そしてすぐに追いかけたアパドはティチーナ川沿いにあった、小さな教会の裏で親子を発見しました。2人は教会にも入れてもらえず、裏でひっそりと、ただひたすらに祈っていたそうです。アパドも本当に心を痛めていて、祈りが終わるのを離れて待ったそうです。隔離施設は飽和状態であったため、患者以外は入れませんでしたが、何とかカルロさんも一緒に入れてあげられないものかと考えながら…ですが悲劇が起こりました。カルロがアパドに気づき、サーラを抱いて川へと走り出しました。そして、増水したティチーナ川を目の前にしてこう言い放ったそうです。
 『聖ロクスが許さない。
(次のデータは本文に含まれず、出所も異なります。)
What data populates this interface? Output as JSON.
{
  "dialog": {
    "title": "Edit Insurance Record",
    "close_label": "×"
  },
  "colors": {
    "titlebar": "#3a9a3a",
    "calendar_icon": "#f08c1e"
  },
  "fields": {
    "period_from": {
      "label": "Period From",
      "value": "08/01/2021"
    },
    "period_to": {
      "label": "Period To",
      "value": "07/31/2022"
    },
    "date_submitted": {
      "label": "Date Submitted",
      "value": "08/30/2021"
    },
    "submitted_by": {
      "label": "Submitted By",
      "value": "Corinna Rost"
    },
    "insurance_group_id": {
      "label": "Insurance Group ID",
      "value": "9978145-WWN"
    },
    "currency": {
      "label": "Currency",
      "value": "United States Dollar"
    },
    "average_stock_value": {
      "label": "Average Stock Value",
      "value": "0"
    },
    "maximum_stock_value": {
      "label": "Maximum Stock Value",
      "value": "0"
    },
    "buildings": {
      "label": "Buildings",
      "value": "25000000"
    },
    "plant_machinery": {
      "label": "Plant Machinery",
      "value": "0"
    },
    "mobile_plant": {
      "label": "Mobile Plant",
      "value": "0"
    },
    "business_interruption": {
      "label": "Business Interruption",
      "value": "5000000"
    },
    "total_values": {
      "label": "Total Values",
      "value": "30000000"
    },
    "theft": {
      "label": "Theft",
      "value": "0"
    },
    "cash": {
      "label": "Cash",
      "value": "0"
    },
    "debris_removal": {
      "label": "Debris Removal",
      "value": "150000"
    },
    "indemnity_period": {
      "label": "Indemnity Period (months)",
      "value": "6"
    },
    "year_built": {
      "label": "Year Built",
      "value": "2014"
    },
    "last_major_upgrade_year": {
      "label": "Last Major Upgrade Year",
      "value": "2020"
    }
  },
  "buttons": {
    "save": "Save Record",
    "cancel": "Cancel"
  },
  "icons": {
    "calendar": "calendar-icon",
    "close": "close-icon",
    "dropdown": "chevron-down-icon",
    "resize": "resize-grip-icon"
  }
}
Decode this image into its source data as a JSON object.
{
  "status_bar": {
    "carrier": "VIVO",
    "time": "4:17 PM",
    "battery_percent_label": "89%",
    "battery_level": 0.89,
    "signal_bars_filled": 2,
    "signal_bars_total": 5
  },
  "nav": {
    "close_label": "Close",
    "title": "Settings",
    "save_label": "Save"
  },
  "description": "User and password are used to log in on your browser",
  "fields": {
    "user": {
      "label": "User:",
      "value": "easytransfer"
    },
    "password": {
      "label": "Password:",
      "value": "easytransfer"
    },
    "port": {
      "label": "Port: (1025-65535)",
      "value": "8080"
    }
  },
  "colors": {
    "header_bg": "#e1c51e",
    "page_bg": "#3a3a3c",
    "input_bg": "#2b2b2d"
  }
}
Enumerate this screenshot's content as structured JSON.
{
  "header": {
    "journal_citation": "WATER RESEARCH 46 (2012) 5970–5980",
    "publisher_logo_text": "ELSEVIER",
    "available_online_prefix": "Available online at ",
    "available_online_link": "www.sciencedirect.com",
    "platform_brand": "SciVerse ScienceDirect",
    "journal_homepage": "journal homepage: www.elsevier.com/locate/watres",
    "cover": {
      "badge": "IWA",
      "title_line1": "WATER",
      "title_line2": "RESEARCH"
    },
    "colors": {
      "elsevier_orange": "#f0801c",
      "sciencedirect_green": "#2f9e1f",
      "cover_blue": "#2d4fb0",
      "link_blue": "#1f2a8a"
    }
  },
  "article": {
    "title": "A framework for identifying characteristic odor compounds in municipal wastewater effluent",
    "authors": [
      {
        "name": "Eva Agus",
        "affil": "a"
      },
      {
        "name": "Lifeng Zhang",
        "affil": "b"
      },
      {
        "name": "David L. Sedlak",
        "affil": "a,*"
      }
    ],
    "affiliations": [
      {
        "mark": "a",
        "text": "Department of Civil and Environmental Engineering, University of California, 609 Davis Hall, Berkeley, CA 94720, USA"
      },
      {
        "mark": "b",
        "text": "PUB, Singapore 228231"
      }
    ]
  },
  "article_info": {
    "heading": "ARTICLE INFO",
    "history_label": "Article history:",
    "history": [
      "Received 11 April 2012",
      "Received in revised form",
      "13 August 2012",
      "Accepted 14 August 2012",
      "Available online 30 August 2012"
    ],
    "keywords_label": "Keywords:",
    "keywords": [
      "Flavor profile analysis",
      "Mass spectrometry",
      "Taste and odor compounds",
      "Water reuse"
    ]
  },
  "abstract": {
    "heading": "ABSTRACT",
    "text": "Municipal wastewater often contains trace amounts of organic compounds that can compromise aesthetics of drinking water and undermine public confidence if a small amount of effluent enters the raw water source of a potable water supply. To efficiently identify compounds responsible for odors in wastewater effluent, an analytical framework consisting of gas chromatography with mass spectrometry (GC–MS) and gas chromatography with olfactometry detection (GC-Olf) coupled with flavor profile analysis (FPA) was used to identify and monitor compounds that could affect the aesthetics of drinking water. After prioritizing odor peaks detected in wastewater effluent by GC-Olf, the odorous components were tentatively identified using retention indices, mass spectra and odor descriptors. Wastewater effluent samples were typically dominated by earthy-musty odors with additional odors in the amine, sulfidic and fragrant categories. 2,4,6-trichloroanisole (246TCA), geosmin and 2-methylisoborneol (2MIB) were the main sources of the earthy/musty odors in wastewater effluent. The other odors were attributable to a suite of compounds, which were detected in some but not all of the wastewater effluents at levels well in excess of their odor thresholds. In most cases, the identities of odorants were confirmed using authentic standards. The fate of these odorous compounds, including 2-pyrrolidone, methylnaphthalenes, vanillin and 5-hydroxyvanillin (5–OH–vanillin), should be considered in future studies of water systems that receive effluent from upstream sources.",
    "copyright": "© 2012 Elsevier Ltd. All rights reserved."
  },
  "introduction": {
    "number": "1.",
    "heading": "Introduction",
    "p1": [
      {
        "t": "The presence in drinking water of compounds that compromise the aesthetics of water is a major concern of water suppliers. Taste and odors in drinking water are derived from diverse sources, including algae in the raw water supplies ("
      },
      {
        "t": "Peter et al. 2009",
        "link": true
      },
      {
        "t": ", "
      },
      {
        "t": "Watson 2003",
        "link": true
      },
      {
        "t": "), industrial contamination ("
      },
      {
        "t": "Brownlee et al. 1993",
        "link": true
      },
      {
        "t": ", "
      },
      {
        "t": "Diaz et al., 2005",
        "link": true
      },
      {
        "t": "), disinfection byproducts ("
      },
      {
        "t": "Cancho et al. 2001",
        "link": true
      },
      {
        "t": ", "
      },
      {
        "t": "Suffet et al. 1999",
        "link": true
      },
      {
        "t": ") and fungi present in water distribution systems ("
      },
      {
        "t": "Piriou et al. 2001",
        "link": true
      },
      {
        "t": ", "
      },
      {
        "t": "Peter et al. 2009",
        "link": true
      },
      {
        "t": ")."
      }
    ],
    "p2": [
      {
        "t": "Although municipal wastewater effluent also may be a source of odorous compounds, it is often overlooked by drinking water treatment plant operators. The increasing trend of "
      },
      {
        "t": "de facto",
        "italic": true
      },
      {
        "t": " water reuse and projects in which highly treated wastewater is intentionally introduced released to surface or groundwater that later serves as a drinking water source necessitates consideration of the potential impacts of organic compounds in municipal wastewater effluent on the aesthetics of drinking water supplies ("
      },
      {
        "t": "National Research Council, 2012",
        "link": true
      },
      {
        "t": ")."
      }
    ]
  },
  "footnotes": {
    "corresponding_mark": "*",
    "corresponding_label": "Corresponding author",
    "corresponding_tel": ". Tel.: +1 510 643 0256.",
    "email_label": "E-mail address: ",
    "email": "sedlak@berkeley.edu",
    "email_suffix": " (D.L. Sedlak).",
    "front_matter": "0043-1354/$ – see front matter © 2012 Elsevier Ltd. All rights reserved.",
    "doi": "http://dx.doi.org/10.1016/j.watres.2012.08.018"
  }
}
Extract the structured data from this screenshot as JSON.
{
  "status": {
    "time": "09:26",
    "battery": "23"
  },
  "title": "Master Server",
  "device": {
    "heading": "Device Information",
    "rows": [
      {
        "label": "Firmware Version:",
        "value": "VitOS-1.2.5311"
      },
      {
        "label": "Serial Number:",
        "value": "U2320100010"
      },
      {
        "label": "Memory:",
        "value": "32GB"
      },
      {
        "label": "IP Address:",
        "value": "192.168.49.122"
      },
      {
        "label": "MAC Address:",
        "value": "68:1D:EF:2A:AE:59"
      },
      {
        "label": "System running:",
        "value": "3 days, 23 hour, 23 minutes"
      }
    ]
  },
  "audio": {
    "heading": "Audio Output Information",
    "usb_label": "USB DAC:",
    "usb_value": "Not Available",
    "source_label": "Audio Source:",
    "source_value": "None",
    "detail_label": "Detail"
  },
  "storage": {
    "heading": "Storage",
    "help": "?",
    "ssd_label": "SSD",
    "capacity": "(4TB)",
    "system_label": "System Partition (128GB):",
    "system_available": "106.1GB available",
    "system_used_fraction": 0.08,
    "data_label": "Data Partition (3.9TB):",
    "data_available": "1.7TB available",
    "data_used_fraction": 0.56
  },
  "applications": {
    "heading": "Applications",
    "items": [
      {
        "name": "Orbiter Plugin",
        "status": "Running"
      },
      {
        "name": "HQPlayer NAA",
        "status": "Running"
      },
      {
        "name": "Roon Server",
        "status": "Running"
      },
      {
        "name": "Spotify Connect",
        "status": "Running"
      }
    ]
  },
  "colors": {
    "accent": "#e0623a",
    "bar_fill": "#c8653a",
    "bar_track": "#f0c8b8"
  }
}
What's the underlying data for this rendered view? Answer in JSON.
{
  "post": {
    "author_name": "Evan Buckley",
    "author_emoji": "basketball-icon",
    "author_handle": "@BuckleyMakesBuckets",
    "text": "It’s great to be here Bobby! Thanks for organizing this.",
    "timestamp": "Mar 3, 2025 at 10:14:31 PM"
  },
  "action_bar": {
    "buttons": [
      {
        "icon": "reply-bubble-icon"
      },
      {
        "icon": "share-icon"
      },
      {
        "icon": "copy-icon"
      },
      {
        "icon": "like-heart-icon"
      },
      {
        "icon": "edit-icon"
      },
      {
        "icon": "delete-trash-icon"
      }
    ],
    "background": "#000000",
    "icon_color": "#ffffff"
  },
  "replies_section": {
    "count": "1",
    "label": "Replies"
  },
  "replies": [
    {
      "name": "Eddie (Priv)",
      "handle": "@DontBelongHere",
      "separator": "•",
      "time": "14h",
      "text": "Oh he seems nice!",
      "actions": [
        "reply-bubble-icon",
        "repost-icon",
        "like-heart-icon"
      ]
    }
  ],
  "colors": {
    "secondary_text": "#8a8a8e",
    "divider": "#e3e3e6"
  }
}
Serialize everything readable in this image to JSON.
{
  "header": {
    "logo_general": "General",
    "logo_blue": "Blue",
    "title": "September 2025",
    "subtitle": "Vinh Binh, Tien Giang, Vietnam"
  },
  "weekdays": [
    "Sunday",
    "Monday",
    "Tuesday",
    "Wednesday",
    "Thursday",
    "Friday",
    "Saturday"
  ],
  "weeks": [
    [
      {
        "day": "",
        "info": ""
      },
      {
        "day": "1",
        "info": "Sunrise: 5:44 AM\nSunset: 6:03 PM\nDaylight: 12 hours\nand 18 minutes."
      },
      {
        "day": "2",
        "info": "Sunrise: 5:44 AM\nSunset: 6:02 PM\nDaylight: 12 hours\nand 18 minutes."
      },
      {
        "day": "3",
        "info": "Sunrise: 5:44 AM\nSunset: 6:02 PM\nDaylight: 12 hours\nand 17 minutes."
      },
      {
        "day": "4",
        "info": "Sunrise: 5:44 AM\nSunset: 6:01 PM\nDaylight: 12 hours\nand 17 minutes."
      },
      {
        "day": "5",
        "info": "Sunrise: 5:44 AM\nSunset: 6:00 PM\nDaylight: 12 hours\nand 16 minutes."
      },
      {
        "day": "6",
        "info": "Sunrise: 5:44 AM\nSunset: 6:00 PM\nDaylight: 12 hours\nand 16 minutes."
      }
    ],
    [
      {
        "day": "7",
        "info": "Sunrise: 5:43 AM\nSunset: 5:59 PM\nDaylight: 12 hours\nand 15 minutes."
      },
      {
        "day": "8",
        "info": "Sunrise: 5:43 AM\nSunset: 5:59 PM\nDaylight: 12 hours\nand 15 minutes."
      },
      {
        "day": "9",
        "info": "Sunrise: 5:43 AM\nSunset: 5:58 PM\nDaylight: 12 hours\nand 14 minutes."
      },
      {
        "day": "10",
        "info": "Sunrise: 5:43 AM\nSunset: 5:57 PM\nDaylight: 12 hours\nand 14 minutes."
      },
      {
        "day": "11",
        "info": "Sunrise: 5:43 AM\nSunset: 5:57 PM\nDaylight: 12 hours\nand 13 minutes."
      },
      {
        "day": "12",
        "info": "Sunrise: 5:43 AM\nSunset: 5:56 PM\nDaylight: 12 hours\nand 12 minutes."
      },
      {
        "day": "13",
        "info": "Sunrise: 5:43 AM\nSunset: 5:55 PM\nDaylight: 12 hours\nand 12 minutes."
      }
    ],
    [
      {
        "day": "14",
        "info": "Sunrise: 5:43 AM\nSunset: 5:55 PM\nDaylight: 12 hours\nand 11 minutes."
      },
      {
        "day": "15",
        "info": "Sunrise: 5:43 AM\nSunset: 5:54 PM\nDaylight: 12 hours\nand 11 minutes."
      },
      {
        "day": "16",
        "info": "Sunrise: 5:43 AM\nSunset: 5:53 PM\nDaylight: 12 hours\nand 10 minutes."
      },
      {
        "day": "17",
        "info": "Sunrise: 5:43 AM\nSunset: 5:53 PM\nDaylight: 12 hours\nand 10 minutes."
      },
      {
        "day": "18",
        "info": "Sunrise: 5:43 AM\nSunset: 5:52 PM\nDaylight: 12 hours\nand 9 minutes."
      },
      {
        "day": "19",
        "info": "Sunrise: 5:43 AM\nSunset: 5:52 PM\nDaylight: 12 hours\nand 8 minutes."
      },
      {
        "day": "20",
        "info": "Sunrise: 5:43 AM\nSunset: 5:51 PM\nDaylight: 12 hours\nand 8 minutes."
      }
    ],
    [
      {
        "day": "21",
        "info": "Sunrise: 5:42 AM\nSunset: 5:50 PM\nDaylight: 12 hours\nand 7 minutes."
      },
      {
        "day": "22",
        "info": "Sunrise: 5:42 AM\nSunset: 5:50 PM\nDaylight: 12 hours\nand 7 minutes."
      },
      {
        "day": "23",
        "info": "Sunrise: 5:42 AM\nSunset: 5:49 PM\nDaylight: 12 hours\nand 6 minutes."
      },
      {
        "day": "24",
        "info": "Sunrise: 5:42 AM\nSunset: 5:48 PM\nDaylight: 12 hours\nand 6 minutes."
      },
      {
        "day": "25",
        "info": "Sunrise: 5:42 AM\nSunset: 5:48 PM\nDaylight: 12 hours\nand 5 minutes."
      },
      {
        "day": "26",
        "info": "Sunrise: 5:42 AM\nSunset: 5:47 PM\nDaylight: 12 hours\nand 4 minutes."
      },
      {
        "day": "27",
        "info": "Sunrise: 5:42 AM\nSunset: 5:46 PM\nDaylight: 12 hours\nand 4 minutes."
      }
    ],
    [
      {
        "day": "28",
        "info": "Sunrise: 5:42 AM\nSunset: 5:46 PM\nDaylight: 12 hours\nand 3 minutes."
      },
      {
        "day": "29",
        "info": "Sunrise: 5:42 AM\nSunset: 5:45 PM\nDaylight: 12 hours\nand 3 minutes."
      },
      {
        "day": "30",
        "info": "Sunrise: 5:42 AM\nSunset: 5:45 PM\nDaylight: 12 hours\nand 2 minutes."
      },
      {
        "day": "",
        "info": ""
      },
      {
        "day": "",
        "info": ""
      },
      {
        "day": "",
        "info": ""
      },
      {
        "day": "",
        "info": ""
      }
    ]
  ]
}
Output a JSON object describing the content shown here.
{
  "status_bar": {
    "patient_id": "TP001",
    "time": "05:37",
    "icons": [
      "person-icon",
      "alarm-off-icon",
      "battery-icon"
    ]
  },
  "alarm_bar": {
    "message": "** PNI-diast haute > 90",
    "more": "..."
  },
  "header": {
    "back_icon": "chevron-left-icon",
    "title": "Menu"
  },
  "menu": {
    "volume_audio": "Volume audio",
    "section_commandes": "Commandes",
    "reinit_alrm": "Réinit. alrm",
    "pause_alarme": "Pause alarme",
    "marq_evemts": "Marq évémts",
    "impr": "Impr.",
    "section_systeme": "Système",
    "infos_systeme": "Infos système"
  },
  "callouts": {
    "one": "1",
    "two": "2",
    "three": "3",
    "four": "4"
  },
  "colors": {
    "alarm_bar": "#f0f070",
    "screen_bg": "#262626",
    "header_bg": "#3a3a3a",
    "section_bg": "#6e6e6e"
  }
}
お前を許さない。お前の子が医師になることも許されない。』
そしてサーラと共に荒れるティチーナ川に消えていきました。
 ベルティノッティ親子はとうとう発見されず、アパドはその日の出来事をきっかけに、医師を辞めました。そして生涯忘れることが出来ず、自分の子孫にも語り継がせようとしたんです。これが私の知る全てです。」

僕は圧倒され、言葉が出なかった。少しの沈黙のあと中谷さんが続けた。

 「………報いだなんて…そんなもの迷信です…」

そんな馬鹿な話があるか…昨日までならそう言えたはずだが…今は違った。
中谷さんは、また生気のない声で言った。

 「…もう、いいでしょう?結衣はもう死んだの…ただ溺れて死んだんです…」

そして、唐突に電話は切れた。僕はしばらくの間、ただただ虚しさを感じていた。

 ――――――あの黒い霧の少女はサーラ。

だが、結衣に起きてしまったことはもう変えようがない。中谷さんの言うとおり、それが事実だ…けれど結衣の存在が、ただ無意味に消えてしまったなんて、思いたくない。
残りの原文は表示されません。